Décret de naturalisation : face au tollé, Aoun demande à Ibrahim une enquête sur les noms

Liban

En l’absence d’une publication officielle de la liste des naturalisés (jusqu’à hier soir) et des critères de leur choix, la grogne populaire et politique s’amplifie.

04/06/2018

Dans un geste visant visiblement à calmer les esprits, le président de la République Michel Aoun a demandé hier au directeur de la Sûreté générale, le général Abbas Ibrahim, d’effectuer une enquête sur tous les nouveaux naturalisés, dont de nombreux Syriens, des Palestiniens et d’autres personnes de nationalité arabe et étrangère. M. Aoun a reçu le général Ibrahim suite au tollé provoqué par l’affaire du décret de naturalisation de quelque 360 personnes signé récemment par les présidents de la République et du Conseil des ministres, ainsi que par le ministre de l’Intérieur. Le président a par ailleurs demandé hier, à travers un communiqué, à « tous ceux qui détiennent des informations sûres sur les personnes concernées par ce décret, selon lesquelles lesdites personnes ne mériteraient pas d’obtenir la nationalité libanaise, de les communiquer au ministère de l’Intérieur et à la Direction générale de la Sûreté générale ». Pour rappel, l’affaire de ce décret avait été révélée mercredi dernier par le député Nadim Gemayel, bloc Kataëb, qui a dévoilé notamment une série de noms sur son compte Twitter. Il n’en fallait pas plus pour enflammer les réseaux sociaux, provoquer de nombreuses déclarations politiques et faire courir les pires rumeurs et accusations. D’autant plus que l’affaire est très nébuleuse, et que le brouillard qui l’entoure ne fait que s’accentuer en raison de la non-publication, jusqu’à hier soir du moins, du texte du décret, qui n’a pas non plus été livré à ceux qui l’ont demandé (le député Samy Gemayel n’a pas encore réussi à l’obtenir, la présidence l’ayant référé au ministère de l’Intérieur auquel il a envoyé une demande officielle). Et cette enquête a posteriori demandée à la Sûreté générale n’aura eu pour effet que d’accentuer les soupçons, à en croire les réactions. 

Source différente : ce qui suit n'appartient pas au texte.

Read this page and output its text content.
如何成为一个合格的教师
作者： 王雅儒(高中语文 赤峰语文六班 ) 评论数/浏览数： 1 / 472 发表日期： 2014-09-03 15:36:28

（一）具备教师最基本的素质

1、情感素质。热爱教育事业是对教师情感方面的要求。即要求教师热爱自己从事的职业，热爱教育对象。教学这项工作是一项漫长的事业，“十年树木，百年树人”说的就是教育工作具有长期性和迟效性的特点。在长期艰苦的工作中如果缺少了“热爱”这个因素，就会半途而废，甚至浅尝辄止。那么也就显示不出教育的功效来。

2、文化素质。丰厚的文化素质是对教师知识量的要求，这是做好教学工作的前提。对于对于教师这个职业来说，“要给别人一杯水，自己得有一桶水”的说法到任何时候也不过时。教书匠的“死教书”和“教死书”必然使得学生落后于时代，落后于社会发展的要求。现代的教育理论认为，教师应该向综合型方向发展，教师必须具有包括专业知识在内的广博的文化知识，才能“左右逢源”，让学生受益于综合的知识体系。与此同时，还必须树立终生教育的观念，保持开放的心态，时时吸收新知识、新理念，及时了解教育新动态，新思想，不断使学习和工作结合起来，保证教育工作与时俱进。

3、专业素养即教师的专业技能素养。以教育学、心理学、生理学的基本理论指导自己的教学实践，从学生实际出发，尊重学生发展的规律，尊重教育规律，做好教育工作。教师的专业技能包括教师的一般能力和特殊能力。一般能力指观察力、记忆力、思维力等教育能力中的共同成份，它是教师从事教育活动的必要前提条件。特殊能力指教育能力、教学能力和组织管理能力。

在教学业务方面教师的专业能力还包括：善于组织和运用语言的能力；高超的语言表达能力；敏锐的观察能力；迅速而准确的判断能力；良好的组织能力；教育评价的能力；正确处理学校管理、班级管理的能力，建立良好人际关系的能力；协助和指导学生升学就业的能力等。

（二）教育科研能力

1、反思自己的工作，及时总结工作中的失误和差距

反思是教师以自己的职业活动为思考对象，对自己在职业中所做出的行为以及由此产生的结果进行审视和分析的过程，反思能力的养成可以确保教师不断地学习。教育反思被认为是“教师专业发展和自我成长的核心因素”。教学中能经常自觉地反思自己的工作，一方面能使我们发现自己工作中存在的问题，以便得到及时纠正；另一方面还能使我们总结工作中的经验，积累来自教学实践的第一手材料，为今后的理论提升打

Selon les informations de la MTV sur la réunion d’hier, le général Ibrahim aurait assuré au président Aoun qu’il allait enquêter sur chaque nom sur cette liste et, au besoin, allait entrer en contact avec les services sécuritaires des pays dont ils sont issus. Par ailleurs, les noms devraient être publiés sur le site du ministère de l’Intérieur dès aujourd’hui. Il est également prévu qu’une rencontre ait lieu aujourd’hui entre le ministre sortant de l’Intérieur Nouhad Machnouk et le général Ibrahim. 

Fait marquant en soirée : le ministère de l’Intérieur a annoncé dans un communiqué que l’un des noms les plus controversés, celui de Samer Foz, un homme d’affaires très proche du président syrien Bachar el-Assad, ne figurait pas sur la liste de personnes naturalisées, et ce à la suite, selon le ministère, d’un communiqué de M. Foz demandant le retrait de son nom. 


(Lire aussi : Les Libanaises mariées à des étrangers dénoncent une « humiliation » et une « trahison »



« Comment fournir des informations quand les noms ne sont pas publiés ? »
Trois partis (ainsi que certains indépendants comme la députée Paula Yacoubian) ont d’ores et déjà annoncé leur opposition à ce décret et leur intention de présenter, au besoin, des recours en invalidation du décret : le Parti socialiste progressiste, le parti Kataëb et les Forces libanaises. 

Interrogé par L’Orient-Le Jour sur ce décret, le ministre Marwan Hamadé, membre du bloc joumblattiste, évoque les raisons principales qui rendent ce décret si suspect, notamment les noms controversés qui ont fuité, et cette enquête a posteriori demandée à la Sûreté générale. « Est-il possible qu’un tel décret de naturalisation ne soit pas passé au préalable par la SG, alors que le moindre décret fait l’objet d’enquêtes approfondies ? » se demande-t-il. Pour lui, il s’agit d’un vice de forme qui justifiera à coup sûr les recours qui seront présentés. 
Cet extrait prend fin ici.